Clay
Magic is just another one of the ills that are a pox on the world. Eating away at the status quo for some purported gain, or if nothing else, for the sake of its own existence, the only difference between magic and any of the plagues is that we haven't seen proof that it can propagate itself. The day that gets out, we'll probably see the last few reminders of civilization go right out the window... if the window's still even there.
At the core, magic is about cheating the system. It goes around conventions, making big, sweeping changes that are passed off as subtleties when they only are from the conventional perspective. Take a look at the larger, bigger pictures, though, and magic frequently winds up being a flashy, expensive, complicated way of convincing yourself you've taken a shortcut. By the time the final balance is calculated, though, the price... well, magic is weird by the very nature of the stuff, and the price of playing with fire is, inevitably, getting burned.
People who explain magic only help to spread the disease of easy hopes, of hope without respect for losses that have already been suffered and losses which may occur. Magic is the perfect expression of human avarice, but that doesn't stop people from deceiving themselves just like we've been doing with other, more conventional profits for years. Magic doesn't belong in this world, but that doesn't stop it from working.
Greg
For a bit, math people tried to work out a grand unified theory of everything. One equation, force, or energy that created the entire universe. These never panned out, and always uncovered some missing component like a ransacked jigsaw puzzle. The reason for this explains what magic is, how it works, and why Two forces animate this world. They are truth and irony. All that exists comes from some combination of these two forces...
Existence itself, what conventionally is, that's the truth of the matter as the saying goes. Simple or complex, it conforms to expectations and is everything we suspect it to be. Irony, on the other hand, is everything we imagine it to be... it isn't even really a tangible force so much as an energy, which is no matter... in both senses, if you're not paying attention to it.
Irony has a power of suggestion or negation. It's a very definite thing by definition, but in existence, is more malleable and even relative. We can use irony to bridge all the gaps truth presents.
Trafficking in the art is something like being a comedian, if magic is something like laughter. A joke is like a spell. There's lead-ins, punchlines, and there's always the hope that it'll be understood when you finish.
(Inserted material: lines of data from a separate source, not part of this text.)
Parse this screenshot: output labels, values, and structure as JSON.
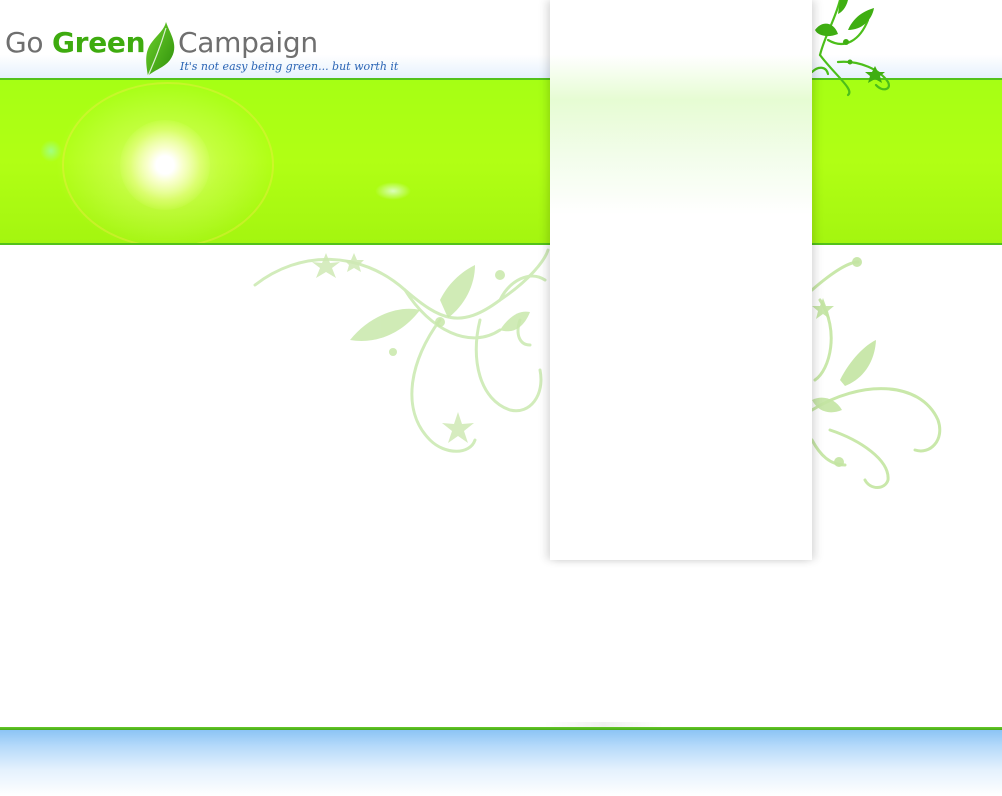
{
  "header": {
    "logo": {
      "word_go": "Go",
      "word_green": "Green",
      "word_campaign": "Campaign",
      "tagline": "It's not easy being green... but worth it"
    }
  },
  "colors": {
    "brand_green": "#3eab0f",
    "logo_gray": "#6f6f6f",
    "banner_green": "#aeff14",
    "banner_border": "#53c21a",
    "tagline_blue": "#2a64b4",
    "footer_blue": "#8cc4f5"
  },
  "icons": {
    "logo_mark": "leaf-icon",
    "decor": "vine-ornament"
  }
}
Humor and irony are some of the largest insulators against the terrors of truth, and living a life of magic is about deciding to stare at the abyss and laugh when it stares back... and if you're lucky, it'll get the joke.
Lyn
Magic? Why is it that no one ever seems to ask about the important things first? Magic on its own, magic without the feelings, without the heart, it's like a house without any doors. There's just a shabby attempt at a purpose.
I haven't touched it in a long time, but when I first took up magic, it was only after knowing why I should use it, knowing how it would be used, and knowing that it was something I was meant to do. At least for a time. The ritual associated with it is a little surprising for someone who only knows about its power; it's strange to think that so many different outcomes come from the same general motions, words, and outfits.
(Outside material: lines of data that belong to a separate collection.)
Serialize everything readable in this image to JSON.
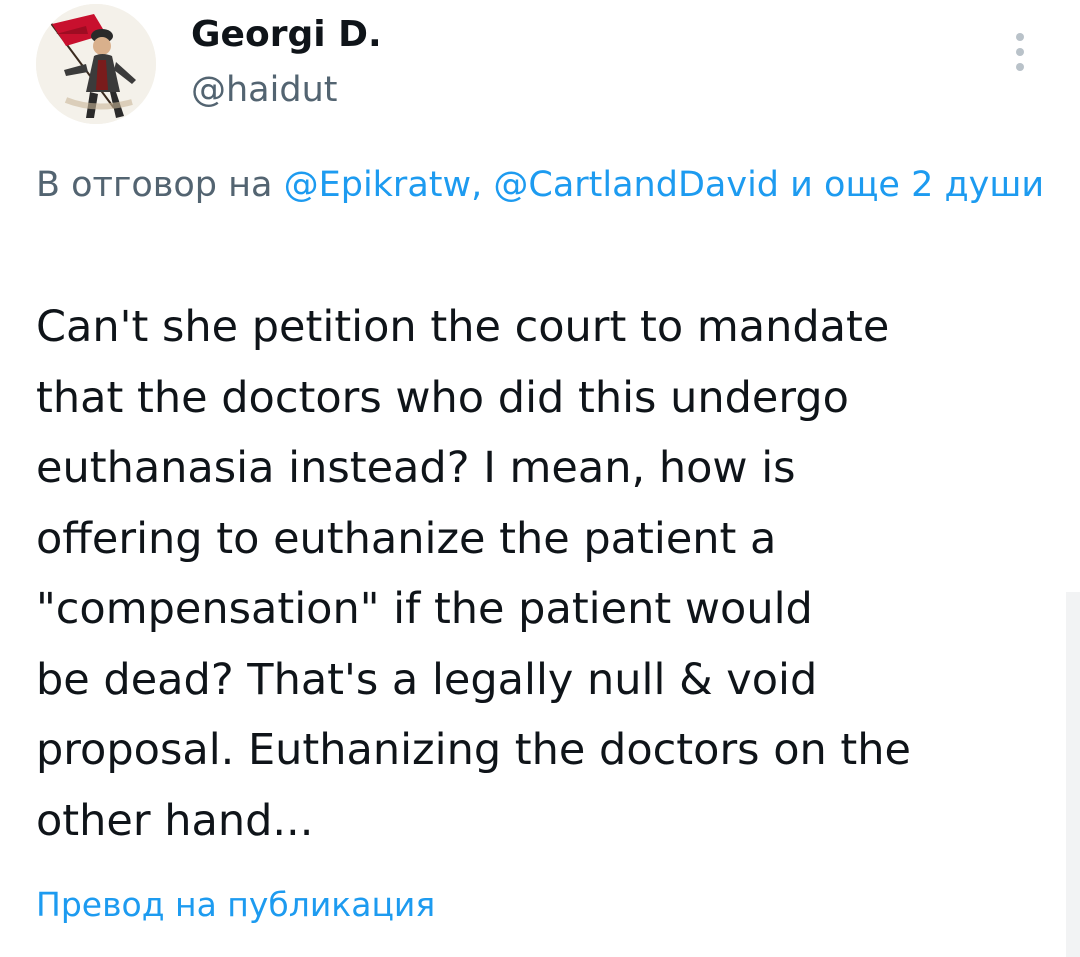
{
  "author": {
    "display_name": "Georgi D.",
    "handle": "@haidut",
    "avatar_icon": "warrior-with-red-flag-avatar"
  },
  "reply_context": {
    "prefix": "В отговор на",
    "mention_1": "@Epikratw,",
    "mention_2": "@CartlandDavid",
    "suffix": "и още 2 души"
  },
  "tweet": {
    "lines": [
      "Can't she petition the court to mandate",
      "that the doctors who did this undergo",
      "euthanasia instead? I mean, how is",
      "offering to euthanize the patient a",
      "\"compensation\" if the patient would",
      "be dead? That's a legally null & void",
      "proposal. Euthanizing the doctors on the",
      "other hand..."
    ]
  },
  "translate_label": "Превод на публикация",
  "colors": {
    "text": "#0f1419",
    "secondary": "#536471",
    "link": "#1d9bf0",
    "more_dots": "#b9c2c9",
    "avatar_flag": "#c8102e"
  }
}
We take up magic in order to rid the world of tragic malignancy. By filling our hearts with love and our souls with purpose, we can glow with a glory that once created worlds. The light and shadow we cast as a result is what magic is, and the challenge is to make sure you do not cast more shadows than you enlighten. Or, some would say, to be ready to glow brighter when that happens.
A lot of things can't tolerate magic, because of the impurity in the world. We can't help it that out of sin came knowledge, and out of knowledge came a lot of things that aren't necessarily sinful or bad... but the light can remember their heritage, and when we glow too brightly, it finds something to do if our purpose and desires aren't enough to keep it occupied.
Sophie
Once upon a time, stuff was pretty normal. You could guess how life would go. Heck, you could probably even make a bit of money betting on it. Destiny doesn't bother itself with being understandable, I guess, and so magic enters into whatever exists and sends it off in new, confusing directions.
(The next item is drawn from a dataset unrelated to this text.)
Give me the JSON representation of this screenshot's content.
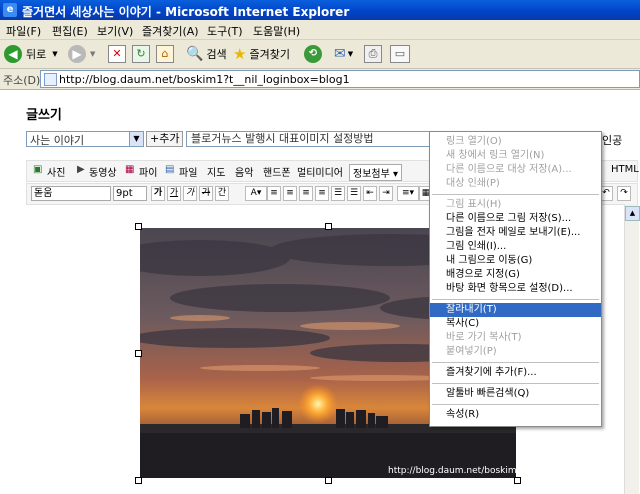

Magic is the current that flows through the world, the stuff change, progress, all those words that kind of describe the fact that the universe is alive, gets made by. Without magic, nothing really has any real animation to it. Of course, with magic - and with too much magic - things just plain fly off the handle.
Magic can twist the present with little parlor tricks as easily as it can twist your actual existence. There's a moment that happens when you actually first realize that things aren't right and you're not sure if they're stable, where you kind of stop believing in everything, abandon all your principles, and invest every shred of will into scraping along whatever the world's inside of to try to cling to reality and existence. If you emerge, you'll emerge having flexed a muscle that most people never know exists. And if you did if well enough, you realize that maybe, just maybe... you could flex it again. By working on that one muscle, building its capacity and endurance, you can hone a certain strength. It almost makes everything else acceptable. For whatever's left in the gap, there's always a good drink.